Virgin Galactic reaches space again, with a passenger
02-24-2019

Virgin Galactic reaches space again, with a passenger

SpaceShipTwo, a prototype space plane designed by Virgin Galactic, soared more than 55 miles above the Earth in a test flight on Friday. The rocket carried a pilot, co-pilot and passenger in a first for the company.

Chief pilot David Mackay and co-pilot Mike Masucci were joined by Beth Moses, the chief astronaut instructor for Virgin Galactic and a micro-gravity expert. Moses’ role was to evaluate the passenger cabin.

Another goal of Friday’s test flight was to evaluate how SpaceShipTwo handled during its descent. The space planes twin tails rotate upward during the descent to provide slower speeds and more stability as the craft returns to the atmosphere. Then, the tails rotate back into their normal position to allow the space plane to glide back down to the ground in California’s Mojave Desert.

Virgin Galactic wasn’t testing altitude or speed on Friday’s test flight.

“If we have sort of a nominal-duration burn we will get up pretty high, but that is not one of the formal test goals for this one,” Virgin Galactic CEO George Whitesides said in an Associated Press interview earlier in the week.
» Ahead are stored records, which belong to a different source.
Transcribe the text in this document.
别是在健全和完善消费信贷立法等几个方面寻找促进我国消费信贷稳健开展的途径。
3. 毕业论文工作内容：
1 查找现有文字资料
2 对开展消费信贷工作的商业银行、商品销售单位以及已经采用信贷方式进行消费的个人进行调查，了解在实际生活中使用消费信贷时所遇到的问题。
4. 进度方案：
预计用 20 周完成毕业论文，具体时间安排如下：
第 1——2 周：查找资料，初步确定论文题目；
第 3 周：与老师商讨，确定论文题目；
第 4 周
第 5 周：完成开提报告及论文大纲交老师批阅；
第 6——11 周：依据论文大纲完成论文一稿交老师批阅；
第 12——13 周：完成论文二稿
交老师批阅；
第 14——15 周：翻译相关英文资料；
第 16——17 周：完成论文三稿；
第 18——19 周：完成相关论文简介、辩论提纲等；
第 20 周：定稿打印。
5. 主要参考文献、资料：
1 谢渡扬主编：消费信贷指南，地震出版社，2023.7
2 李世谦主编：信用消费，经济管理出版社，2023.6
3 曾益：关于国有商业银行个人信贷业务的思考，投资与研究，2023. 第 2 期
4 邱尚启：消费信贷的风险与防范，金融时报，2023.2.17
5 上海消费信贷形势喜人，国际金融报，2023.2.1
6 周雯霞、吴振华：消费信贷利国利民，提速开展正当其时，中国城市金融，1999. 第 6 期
The craft is carried to high altitude by a special carrier, where its rocket ignites and propels it still farther above the Earth.

The test flight brings the company closer to offering commercial spaceflight.

“That’s not to say that we are fully done with vehicle testing, but we really are starting to move into the interiors testing phase, and that’s a really important milestone for the company,” Whitesides told the AP.

SpaceShipTwo is Virgin Galactic’s second prototype, after SpaceShipOne.

Company founder Richard Branson intends to ride a future test flight, he told the AP. He was unable to attend Friday’s launch because he was attending a benefit concert in Colombia for humanitarian aid to Venezuela, he said.

But Branson hopes to make his first flight on the 50th anniversary of the Apollo 11 moon landing this summer.

There are still more test flights ahead before Virgin Galactic is ready to start selling space flight tickets.

“We’re getting there, I mean we’re making good progress, and I don’t think it’s a huge remaining number now. There’s light at the end of the tunnel now,” Whitesides said.